September 21, 2024

Film Review: Didi

4 Stars
By Joseph Beyer | Sept. 21, 2024

The Sundance Film Festival, which takes place in January of each year, has long been the storied holy ground for personal, coming-of-age stories. Audiences and juries have awarded a long list of these projects with their highest festival honors, from Ruby in Paradise (1993) to Real Women Have Curves (2003) to Precious (2009), among dozens of others.

So prevalent is the festival love for these quintessential independent films, there is a saying about audiences having “altitude sickness” for these small, scrappy stories (a term coined by distributors to describe the disconnect between artistic awards and commercial success in the marketplace, as many of the most lauded films in the history of the festival have also had the toughest time succeeding).

This year, audiences and juries together bestowed unconditional love on Sean Wang’s dramedy Dìdi (弟弟), a semi-autobiographical portrait of an awkward misfit desperately trying to find his self-confidence and fit in. The narrative of a Taiwanese-American boy growing up in California in the mid-aughts won both the Audience Award and a Special Jury Prize for the Acting Ensemble at the 2024 festival.

Such accolades are the stuff filmmaker “dreams are made on,” and just days later, Focus Features picked up worldwide rights and has released the film in theaters and VOD this summer. Dìdi (弟弟) is accomplished, heartfelt, and beautifully performed (even as the sometimes patient pace may have you feeling restless).

With a centerpiece performance as the title character Chris, aka Dìdi, young actor Izaac Wang captures the frustrations and rewards of trying to make his way through puberty with an absent father and overbearing women he tries to understand. With the iconic and accomplished actress Joan Chen as his mother, Shirley Chen as his sister, Chang Li Hua as his grandmother/nǎi nai, and Mahaela Park as the girl of his dreams, the ensemble is deserving of high praise.

Working together, the cast captures the modern dysfunctions of family and the loneliness of those who feel they need to sacrifice culture in order to acclimate to America. 

There is nothing new in this familiar narrative approach, but it will still break your heart as you’ll be forced to remember the brutality of growing up. Complicating the normal dread of adolescence is the emergence of clam-phones, MySpace, and the comparative culture and cruelty that social media brings to the first generation growing up with it.

Born in 1994, writer and director Wang is a mere 30 years old here in his debut. His millennial perspective on age-old themes is not only fresh, but it expands the diaspora of teenage dramas in a significant way. And he’s just getting started. 

Having ventured out to see a limited release screening of Dìdi (弟弟) here in Traverse City, I watched the film in an empty theater, which admittedly drained it of some energy.
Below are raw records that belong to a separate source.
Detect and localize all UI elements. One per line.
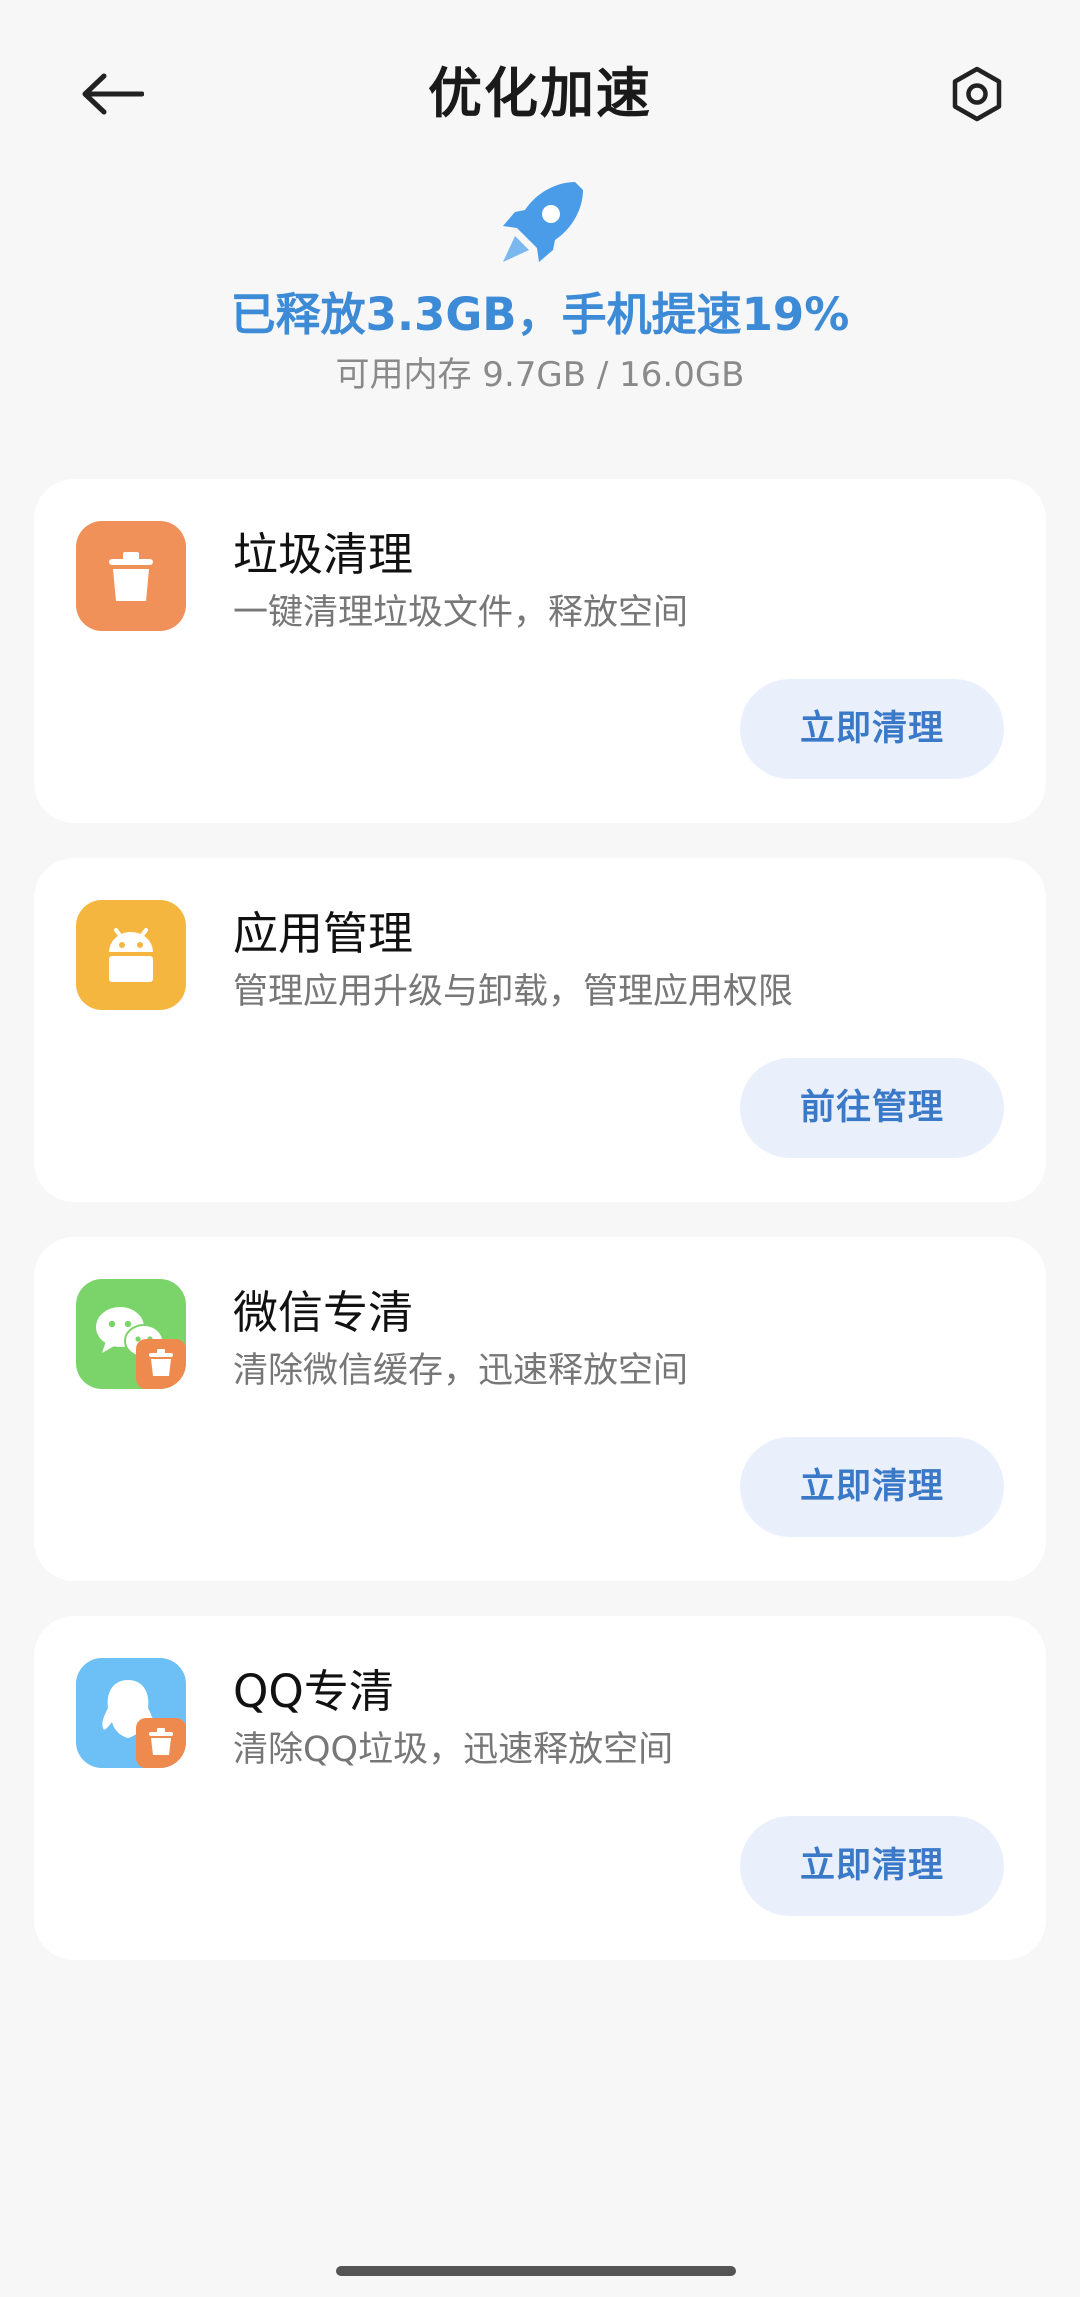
card-title: 微信专清 <box>233 1286 414 1339</box>
top-bar: 优化加速 <box>0 0 1080 180</box>
settings-button[interactable] <box>935 52 1019 136</box>
page-title: 优化加速 <box>428 62 652 125</box>
clean-now-button[interactable]: 立即清理 <box>740 679 1004 779</box>
card-description: 管理应用升级与卸载，管理应用权限 <box>233 972 794 1012</box>
card-app-management: 应用管理 管理应用升级与卸载，管理应用权限 前往管理 <box>34 858 1046 1202</box>
card-wechat-clean: 微信专清 清除微信缓存，迅速释放空间 立即清理 <box>34 1237 1046 1581</box>
manage-button[interactable]: 前往管理 <box>740 1058 1004 1158</box>
clean-now-button[interactable]: 立即清理 <box>740 1816 1004 1916</box>
trash-can-icon <box>76 521 186 631</box>
card-title: 垃圾清理 <box>233 528 414 581</box>
clean-now-button[interactable]: 立即清理 <box>740 1437 1004 1537</box>
qq-clean-icon <box>76 1658 186 1768</box>
card-description: 一键清理垃圾文件，释放空间 <box>233 593 689 633</box>
card-title: QQ专清 <box>233 1665 394 1718</box>
card-junk-clean: 垃圾清理 一键清理垃圾文件，释放空间 立即清理 <box>34 479 1046 823</box>
rocket-icon <box>503 182 583 262</box>
wechat-clean-icon <box>76 1279 186 1389</box>
gear-icon <box>952 66 1002 122</box>
memory-status: 可用内存 9.7GB / 16.0GB <box>335 355 745 395</box>
card-description: 清除微信缓存，迅速释放空间 <box>233 1351 689 1391</box>
card-description: 清除QQ垃圾，迅速释放空间 <box>233 1730 674 1770</box>
android-box-icon <box>76 900 186 1010</box>
card-title: 应用管理 <box>233 907 414 960</box>
card-qq-clean: QQ专清 清除QQ垃圾，迅速释放空间 立即清理 <box>34 1616 1046 1960</box>
home-indicator[interactable] <box>336 2266 736 2276</box>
Having seen the impact of packed Sundance audiences riveted by performances just like these, I hope Dìdi (弟弟) gives you that same altitude sickness it did so many others.

The film is currently offered at $19.99 on multiple VOD platforms. Focus Features should be applauded for taking a chance on the project but shamed for that price point, as should Sundance Film Festival, which charged a whopping $25 for a single online ticket to stream Dìdi (弟弟) as it was simultaneously premiering in Utah. 

If audiences are going to return to taking a chance on small movies from emerging artists like Wang, there has to be a more affordable way.